Electric batteries take a long time to re-charge but have large capacities, while capacitors can be charged very rapidly, but suffer from low-power densities. Researchers in the US and Germany [ Brezesinski et al., Nature Mater. (2010) DOI: 10.1038/NMAT2612] are developing new materials that could be used in pseudocapacitors that charge rapidly and have high power densities.
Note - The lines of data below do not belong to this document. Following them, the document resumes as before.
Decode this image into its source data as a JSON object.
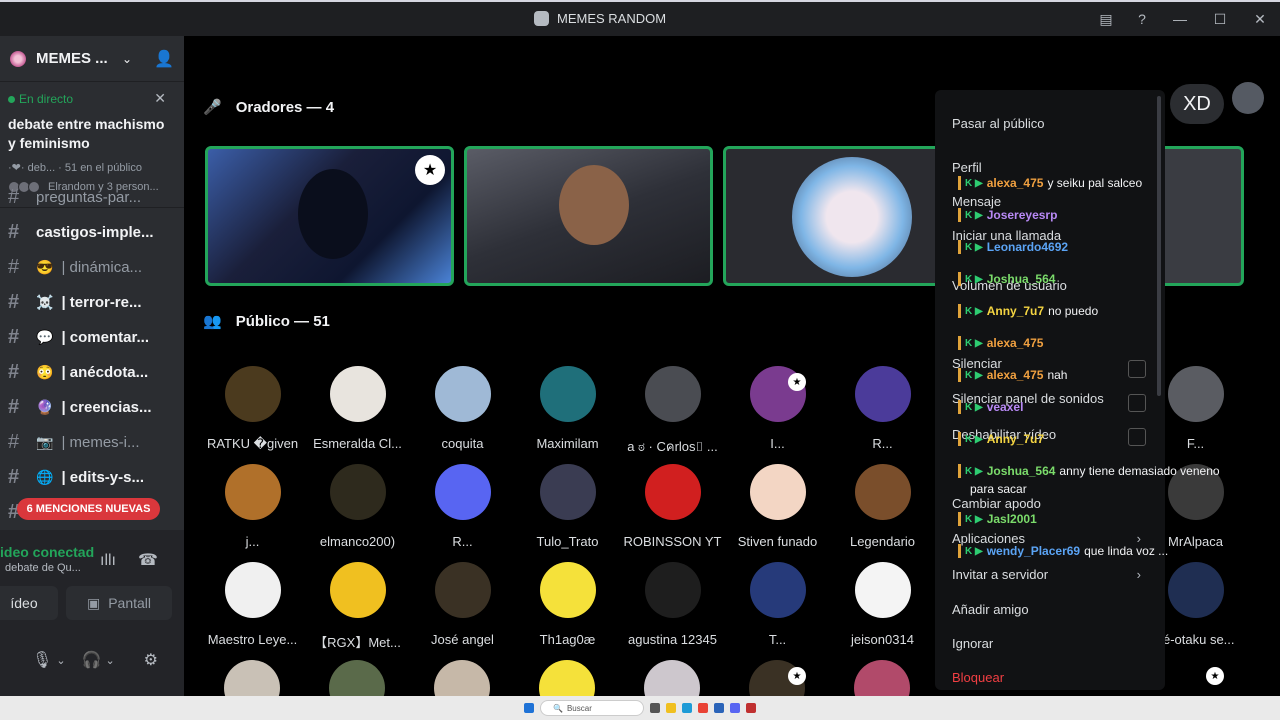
{
  "window": {
    "title": "MEMES RANDOM"
  },
  "server": {
    "name": "MEMES ..."
  },
  "live": {
    "tag": "En directo",
    "topic": "debate entre machismo y feminismo",
    "meta": "·❤·  deb...  ·  51 en el público",
    "people": "Elrandom y 3 person..."
  },
  "channels": [
    {
      "emoji": "",
      "label": "preguntas-par...",
      "bold": false
    },
    {
      "emoji": "",
      "label": "castigos-imple...",
      "bold": true
    },
    {
      "emoji": "😎",
      "label": "| dinámica...",
      "bold": false
    },
    {
      "emoji": "☠️",
      "label": "| terror-re...",
      "bold": true
    },
    {
      "emoji": "💬",
      "label": "| comentar...",
      "bold": true
    },
    {
      "emoji": "😳",
      "label": "| anécdota...",
      "bold": true
    },
    {
      "emoji": "🔮",
      "label": "| creencias...",
      "bold": true
    },
    {
      "emoji": "📷",
      "label": "| memes-i...",
      "bold": false
    },
    {
      "emoji": "🌐",
      "label": "| edits-y-s...",
      "bold": true
    },
    {
      "emoji": "🎬",
      "label": "| miniatura...",
      "bold": true
    }
  ],
  "mentions": "6 MENCIONES NUEVAS",
  "voice": {
    "status": "ideo conectad",
    "sub": "debate de Qu...",
    "video_label": "ídeo",
    "share_label": "Pantall"
  },
  "stage": {
    "speakers_title": "Oradores — 4",
    "audience_title": "Público — 51"
  },
  "topright": {
    "xd": "XD"
  },
  "audience": [
    {
      "name": "RATKU �given",
      "color": "#4b3a1e"
    },
    {
      "name": "Esmeralda Cl...",
      "color": "#e8e4de"
    },
    {
      "name": "coquita",
      "color": "#9fb9d6"
    },
    {
      "name": "Maximilam",
      "color": "#1f6f7a"
    },
    {
      "name": "a ಠ · Cคrlos⌷ ...",
      "color": "#4a4c52"
    },
    {
      "name": "I...",
      "color": "#7a3b8f"
    },
    {
      "name": "R...",
      "color": "#4b3b9a"
    },
    {
      "name": "j...",
      "color": "#b0702a"
    },
    {
      "name": "elmanco200)",
      "color": "#2e2a1d"
    },
    {
      "name": "R...",
      "color": "#5865f2"
    },
    {
      "name": "Tulo_Trato",
      "color": "#3a3c52"
    },
    {
      "name": "ROBINSSON YT",
      "color": "#d11f1f"
    },
    {
      "name": "Stiven funado",
      "color": "#f3d6c4"
    },
    {
      "name": "Legendario",
      "color": "#7a4e2b"
    },
    {
      "name": "Maestro Leye...",
      "color": "#f0f0f0"
    },
    {
      "name": "【RGX】Met...",
      "color": "#f0c020"
    },
    {
      "name": "José angel",
      "color": "#3a3124"
    },
    {
      "name": "Th1ag0æ",
      "color": "#f5e13a"
    },
    {
      "name": "agustina 12345",
      "color": "#1e1e1e"
    },
    {
      "name": "T...",
      "color": "#263a7a"
    },
    {
      "name": "jeison0314",
      "color": "#f4f4f4"
    }
  ],
  "audience_right": [
    {
      "name": "F...",
      "color": "#5a5c62"
    },
    {
      "name": "MrAlpaca",
      "color": "#3a3a3a"
    },
    {
      "name": "sé-otaku se...",
      "color": "#1f2e52"
    }
  ],
  "bottom_row_colors": [
    "#c9c1b6",
    "#5a6a4a",
    "#c6b8a8",
    "#f5e13a",
    "#cdc7cd",
    "#3a3124",
    "#b14a6a"
  ],
  "context_menu": {
    "items": [
      {
        "label": "Pasar al público",
        "danger": false
      },
      {
        "label": "Perfil",
        "danger": false
      },
      {
        "label": "Mensaje",
        "danger": false
      },
      {
        "label": "Iniciar una llamada",
        "danger": false
      },
      {
        "label": "Volumen de usuario",
        "danger": false
      },
      {
        "label": "Silenciar",
        "danger": false
      },
      {
        "label": "Silenciar panel de sonidos",
        "danger": false
      },
      {
        "label": "Deshabilitar vídeo",
        "danger": false
      },
      {
        "label": "Cambiar apodo",
        "danger": false
      },
      {
        "label": "Aplicaciones",
        "danger": false
      },
      {
        "label": "Invitar a servidor",
        "danger": false
      },
      {
        "label": "Añadir amigo",
        "danger": false
      },
      {
        "label": "Ignorar",
        "danger": false
      },
      {
        "label": "Bloquear",
        "danger": true
      }
    ]
  },
  "chat": [
    {
      "user": "alexa_475",
      "text": "y seiku pal salceo",
      "cls": "orange"
    },
    {
      "user": "Josereyesrp",
      "text": "",
      "cls": ""
    },
    {
      "user": "Leonardo4692",
      "text": "",
      "cls": "blue"
    },
    {
      "user": "Joshua_564",
      "text": "",
      "cls": "green"
    },
    {
      "user": "Anny_7u7",
      "text": "no puedo",
      "cls": "yellow"
    },
    {
      "user": "alexa_475",
      "text": "",
      "cls": "orange"
    },
    {
      "user": "alexa_475",
      "text": "nah",
      "cls": "orange"
    },
    {
      "user": "veaxel",
      "text": "",
      "cls": ""
    },
    {
      "user": "Anny_7u7",
      "text": "",
      "cls": "yellow"
    },
    {
      "user": "Joshua_564",
      "text": "anny tiene demasiado veneno",
      "cls": "green"
    },
    {
      "user": "",
      "text": "para sacar",
      "cls": ""
    },
    {
      "user": "Jasl2001",
      "text": "",
      "cls": "green"
    },
    {
      "user": "wendy_Placer69",
      "text": "que linda voz ...",
      "cls": "blue"
    }
  ],
  "taskbar": {
    "search": "Buscar"
  }
}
"Capacitive charge storage offers a number of desirable properties when compared with conventional batteries, including charging within seconds, long-term cycling stability and the ability to deliver up to ten times more power than batteries," the team explains.

 

These features are desirable for a range of applications, in electric vehicles as regenerative braking devices that capture the otherwise lost energy of a vehicle as the brakes are applied and storage for renewable energy supplies such as wind and wave power which can come in short bursts. Conventional rechargeable batteries often charge too slowly to be useful in these contexts. Other applications of capacitors, and more specifically pseudocapacitors that combine features of both rechargeable battery and standard capacitor are in mobile digital technologies and flash photography.

 

The team has now demonstrated that mesoporous films of iso-oriented molybdite (a-MoO3) show impressive charge storage behavior because of a combination of the atomic scale structures and the nanoscale structure of the films.  They show this by comparing the crystalline mesoporous films  to other forms of molybdenum(VI) oxide, such as mesoporous amorphous materials or crystalline materials that are not porous. Moreover although the amorphous mesoporous and crystalline forms demonstrate redox pseudocapacitance, the layered crystalline form is also amenable to electrical charging involving lithium ion insertion, whereby the ions are intercalated between the layers of a-MoO3.

 

Previously, the transfer of metal ions into transition metal oxide materials has proved to be rather slow. Although molybdite is an electroactive 2D layered material that can accommodate lithium ions (three for every two molybdenum ions), its modest kinetics and poor cycling behaviour have precluded its use in batteries.

 

In mesoporous form, however, lithium insertion takes place so rapidly, that it can be considered a pseudocapacitance process. This phenomenon offers the potential for more rapid charging as well as meaning higher power densities might be achievable that are on a par with rechargeable lithium-type batteries rather than standard capacitors.

 

"The potential for practical advances in energy storage using these materials and these general design rules are exciting," the researchers conclude.